Pourquoi ne pas parler d’Ivan Demidov? De Lane Hutson? De David Reinbacher?

Le nom qui est sorti spontanément de sa bouche était celui de Michael Hage.

Quelques jours plus tard, Darren Dreger rapportait même que le Canadien n’avait pas particulièrement apprécié que les Leafs utilisent publiquement le nom de certains espoirs adverses lors de cette conférence de presse.

Pourquoi autant d’intérêt public envers un espoir appartenant officiellement au Canadien?

Pourquoi ce nom-là revenait-il autant?

Normalement, les organisations évitent ce genre de situation.

Elles ne nourrissent pas publiquement des liens avec des prospects d’une autre équipe sans raison.

À moins que le joueur ait déjà été profondément impliqué dans des discussions internes.

Et là, une autre question commence tranquillement à hanter les partisans.

Et si cette transaction-là n’était pas réellement morte?

Parce que Friedman n’a jamais dit que Toronto avait changé d’idée sur Knies.

Il a dit que les papiers sont arrivés trop tard.

Ce n’est pas la même chose du tout.

Ça veut dire que les deux équipes étaient probablement confortables avec le framework du deal.

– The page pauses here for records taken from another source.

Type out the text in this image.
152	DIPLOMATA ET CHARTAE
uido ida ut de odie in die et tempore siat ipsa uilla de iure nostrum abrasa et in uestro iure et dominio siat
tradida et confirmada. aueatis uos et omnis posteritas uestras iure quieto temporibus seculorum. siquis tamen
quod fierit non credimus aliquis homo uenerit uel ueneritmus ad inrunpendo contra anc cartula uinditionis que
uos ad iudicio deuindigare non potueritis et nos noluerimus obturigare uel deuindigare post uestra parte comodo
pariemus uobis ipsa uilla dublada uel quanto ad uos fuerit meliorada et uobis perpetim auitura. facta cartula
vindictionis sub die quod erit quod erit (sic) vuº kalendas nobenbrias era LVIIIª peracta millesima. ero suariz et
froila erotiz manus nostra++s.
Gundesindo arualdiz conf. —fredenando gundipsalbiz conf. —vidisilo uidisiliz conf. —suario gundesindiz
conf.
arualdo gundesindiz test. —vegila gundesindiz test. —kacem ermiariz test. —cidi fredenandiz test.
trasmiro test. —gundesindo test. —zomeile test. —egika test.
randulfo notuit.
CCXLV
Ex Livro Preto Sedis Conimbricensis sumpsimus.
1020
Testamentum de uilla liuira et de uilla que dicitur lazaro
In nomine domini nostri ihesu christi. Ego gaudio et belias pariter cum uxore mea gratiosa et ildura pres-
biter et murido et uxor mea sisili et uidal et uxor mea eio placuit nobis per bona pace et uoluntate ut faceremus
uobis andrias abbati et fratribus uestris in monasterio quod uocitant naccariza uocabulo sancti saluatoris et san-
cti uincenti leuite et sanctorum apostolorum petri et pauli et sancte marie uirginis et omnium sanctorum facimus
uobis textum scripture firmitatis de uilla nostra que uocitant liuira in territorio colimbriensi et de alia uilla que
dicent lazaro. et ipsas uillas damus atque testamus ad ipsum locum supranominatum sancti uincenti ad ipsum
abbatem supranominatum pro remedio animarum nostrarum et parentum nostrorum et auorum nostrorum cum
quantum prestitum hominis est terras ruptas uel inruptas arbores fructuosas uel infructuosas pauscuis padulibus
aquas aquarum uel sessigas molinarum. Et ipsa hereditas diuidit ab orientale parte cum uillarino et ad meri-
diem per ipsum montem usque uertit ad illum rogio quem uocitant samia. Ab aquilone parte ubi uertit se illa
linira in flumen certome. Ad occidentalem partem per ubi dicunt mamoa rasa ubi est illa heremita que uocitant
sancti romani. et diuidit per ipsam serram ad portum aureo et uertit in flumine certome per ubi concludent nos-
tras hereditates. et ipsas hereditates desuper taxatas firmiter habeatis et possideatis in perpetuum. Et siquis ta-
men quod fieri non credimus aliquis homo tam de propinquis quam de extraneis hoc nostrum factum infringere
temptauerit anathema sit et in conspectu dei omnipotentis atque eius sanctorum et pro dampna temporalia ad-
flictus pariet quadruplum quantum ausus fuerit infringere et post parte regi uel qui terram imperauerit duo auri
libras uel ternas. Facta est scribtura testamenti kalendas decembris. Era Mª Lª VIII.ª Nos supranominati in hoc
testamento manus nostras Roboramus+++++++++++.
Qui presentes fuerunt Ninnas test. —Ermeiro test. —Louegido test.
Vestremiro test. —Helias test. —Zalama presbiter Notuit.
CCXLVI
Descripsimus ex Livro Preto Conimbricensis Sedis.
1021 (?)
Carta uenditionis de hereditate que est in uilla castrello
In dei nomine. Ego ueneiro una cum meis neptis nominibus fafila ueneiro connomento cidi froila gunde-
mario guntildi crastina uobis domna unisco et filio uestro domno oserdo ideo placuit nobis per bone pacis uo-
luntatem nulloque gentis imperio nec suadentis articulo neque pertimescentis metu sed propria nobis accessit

Et là, soudainement, le retour de Michael Hage dans la NCAA devient presque stratégique.

Parce que s’il croit encore qu’il pourrait être échangé cet été… pourquoi se précipiter pour signer avec Montréal?

Pourquoi commencer son aventure professionnelle dans une organisation qui pourrait déjà l’avoir placé mentalement ailleurs?

Le jeune garde donc le contrôle sur son développement. Il attend. Il protège sa valeur. Il laisse le temps faire son travail.

Et honnêtement… plus on analyse la séquence complète des événements… plus cette théorie devient difficile à ignorer.

Même le silence du Canadien devient parlant.

Kent Hughes n’a jamais écrasé cette histoire-là publiquement. Toronto non plus. Aucun démenti agressif. Aucun “ça n’a jamais existé”.

Rien.

Juste un immense silence.

Le genre de silence qui nourrit toutes les spéculations possibles dans un marché comme Montréal.

Puis au fond… le plus triste dans toute cette histoire-là, ce n’est peut-être même pas la transaction elle-même.

C’est l’idée qu’un jeune joueur profondément attaché au Canadien ait peut-être compris, en quelques heures seulement, qu’au hockey… même les plus belles histoires peuvent devenir des actifs échangeables.

Et ça, pour un kid comme Michael Hage… ça peut briser quelque chose pour vrai.